Martin Simon H
Institute of Ecology and Evolution, School of Biological Sciences, The University of Edinburgh, Edinburgh, EH9 3FL, United Kingdom.
Genetics. 2025 Sep 8. doi: 10.1093/genetics/iyaf181.
Recent advances in methods to infer and analyse ancestral recombination graphs (ARGs) are providing powerful new insights in evolutionary biology and beyond. Existing inference approaches tend to be designed for use with fully-phased datasets, and some rely on model assumptions about demography and recombination rate. Here I describe a simple model-free approach for genealogical inference along the genome from unphased genotype data called Sequential Tree Inference by Collecting Compatible Sites (sticcs). sticcs applies a heuristic algorithm based on the perfect phylogeny principle to reconstruct a local genealogy at each variant site in the genome, using a 'collecting' procedure to import information from other nearby sites.

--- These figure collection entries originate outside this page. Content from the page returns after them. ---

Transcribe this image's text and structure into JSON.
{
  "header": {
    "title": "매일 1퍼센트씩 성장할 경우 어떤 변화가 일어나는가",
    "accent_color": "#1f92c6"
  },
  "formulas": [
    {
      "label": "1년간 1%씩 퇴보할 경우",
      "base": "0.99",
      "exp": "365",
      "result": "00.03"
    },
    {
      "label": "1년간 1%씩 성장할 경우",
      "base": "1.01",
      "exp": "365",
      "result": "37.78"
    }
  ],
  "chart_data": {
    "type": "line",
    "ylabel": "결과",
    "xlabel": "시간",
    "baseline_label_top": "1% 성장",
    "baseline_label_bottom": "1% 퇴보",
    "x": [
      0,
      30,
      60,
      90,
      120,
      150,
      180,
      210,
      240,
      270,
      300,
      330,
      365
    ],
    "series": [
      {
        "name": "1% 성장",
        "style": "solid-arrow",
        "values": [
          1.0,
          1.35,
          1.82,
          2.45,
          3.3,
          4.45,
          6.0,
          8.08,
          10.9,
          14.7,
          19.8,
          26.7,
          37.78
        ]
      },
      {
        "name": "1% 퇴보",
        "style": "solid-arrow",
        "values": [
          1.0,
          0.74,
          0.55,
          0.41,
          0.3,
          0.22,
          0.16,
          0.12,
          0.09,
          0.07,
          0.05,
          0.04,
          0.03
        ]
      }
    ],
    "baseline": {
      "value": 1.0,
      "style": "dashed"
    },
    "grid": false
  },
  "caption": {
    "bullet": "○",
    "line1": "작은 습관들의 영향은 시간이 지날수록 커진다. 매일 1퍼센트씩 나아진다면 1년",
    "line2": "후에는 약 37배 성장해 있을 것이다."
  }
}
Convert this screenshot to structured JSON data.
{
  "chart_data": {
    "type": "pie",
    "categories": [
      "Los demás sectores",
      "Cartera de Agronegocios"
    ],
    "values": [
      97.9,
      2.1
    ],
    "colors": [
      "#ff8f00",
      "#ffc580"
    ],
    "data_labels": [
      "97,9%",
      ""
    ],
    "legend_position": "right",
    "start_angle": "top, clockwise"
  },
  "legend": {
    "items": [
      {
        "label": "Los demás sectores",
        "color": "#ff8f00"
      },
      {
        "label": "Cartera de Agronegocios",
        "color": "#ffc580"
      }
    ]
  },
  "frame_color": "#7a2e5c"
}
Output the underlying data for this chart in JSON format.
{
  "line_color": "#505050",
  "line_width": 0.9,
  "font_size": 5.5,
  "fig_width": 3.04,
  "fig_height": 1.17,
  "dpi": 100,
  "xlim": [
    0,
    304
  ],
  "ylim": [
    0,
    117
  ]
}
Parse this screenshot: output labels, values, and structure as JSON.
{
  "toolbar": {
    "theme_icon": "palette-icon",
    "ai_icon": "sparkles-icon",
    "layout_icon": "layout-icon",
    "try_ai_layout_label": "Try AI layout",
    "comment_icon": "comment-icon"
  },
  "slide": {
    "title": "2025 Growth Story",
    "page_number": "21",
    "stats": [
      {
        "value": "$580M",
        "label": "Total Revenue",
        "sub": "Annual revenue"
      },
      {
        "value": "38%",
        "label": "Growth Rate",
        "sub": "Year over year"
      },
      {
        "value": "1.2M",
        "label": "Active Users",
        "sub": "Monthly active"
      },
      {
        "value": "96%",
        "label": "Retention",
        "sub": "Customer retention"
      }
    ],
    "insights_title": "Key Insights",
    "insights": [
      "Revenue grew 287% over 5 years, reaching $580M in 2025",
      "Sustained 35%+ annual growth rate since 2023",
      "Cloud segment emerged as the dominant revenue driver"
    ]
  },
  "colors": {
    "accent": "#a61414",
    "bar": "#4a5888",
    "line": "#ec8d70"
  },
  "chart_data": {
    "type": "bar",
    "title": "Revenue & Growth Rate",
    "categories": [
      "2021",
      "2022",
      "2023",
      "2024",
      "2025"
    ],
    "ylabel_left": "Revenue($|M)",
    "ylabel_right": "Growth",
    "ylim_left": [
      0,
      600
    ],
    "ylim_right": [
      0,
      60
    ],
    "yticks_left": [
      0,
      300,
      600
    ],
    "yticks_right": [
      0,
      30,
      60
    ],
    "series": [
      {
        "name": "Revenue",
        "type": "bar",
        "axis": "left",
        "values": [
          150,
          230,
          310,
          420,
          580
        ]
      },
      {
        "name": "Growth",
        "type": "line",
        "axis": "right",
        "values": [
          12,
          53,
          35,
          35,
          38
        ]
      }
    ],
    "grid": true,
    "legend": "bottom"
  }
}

Using simulations, I show that sticcs is accurate for ARG inference, but only when the sample size is small. However, I also describe how it can be applied for the purpose of topology weighting by 'stacking' tree sequences inferred for multiple subsets of the data, removing the sample size restriction. Topology weights estimated in this way from unphased data tend to be more accurate than those computed with full ARGs inferred from perfectly phased data using several popular tools. The methods presented therefore have promise for analysis of relatedness and introgression in non-model species, including polyploids. The new methods are implemented in two Python packages, sticcs (for ARG inference) and twisst2 (for topology weighting using the stacking procedure), both of which interface with the tskit library for analysis of tree sequence objects.
推断和分析祖先重组图(ARG)的方法的最新进展为进化生物学及其他领域提供了强大的新见解。现有的推断方法往往是为全相数据集设计的,有些还依赖于关于种群统计学和重组率的模型假设。在此,我描述一种简单的无模型方法,用于从无相位基因型数据推断基因组上的谱系,称为通过收集兼容位点进行序列树推断(sticcs)。sticcs应用一种基于完美系统发育原理的启发式算法,在基因组中的每个变异位点重建局部谱系,使用“收集”程序从其他附近位点导入信息。通过模拟,我表明sticcs在ARG推断方面是准确的,但仅在样本量较小时如此。然而,我也描述了如何通过“堆叠”为数据的多个子集推断的树序列,将其应用于拓扑加权目的,从而消除样本量限制。以这种方式从未相位数据估计的拓扑权重往往比使用几种流行工具从完美相位数据推断的完整ARG计算出的权重更准确。因此,所提出的方法有望用于分析非模式物种(包括多倍体)中的亲缘关系和基因渗入。这些新方法在两个Python包中实现,sticcs(用于ARG推断)和twisst2(用于使用堆叠程序进行拓扑加权),这两个包都与tskit库接口以分析树序列对象。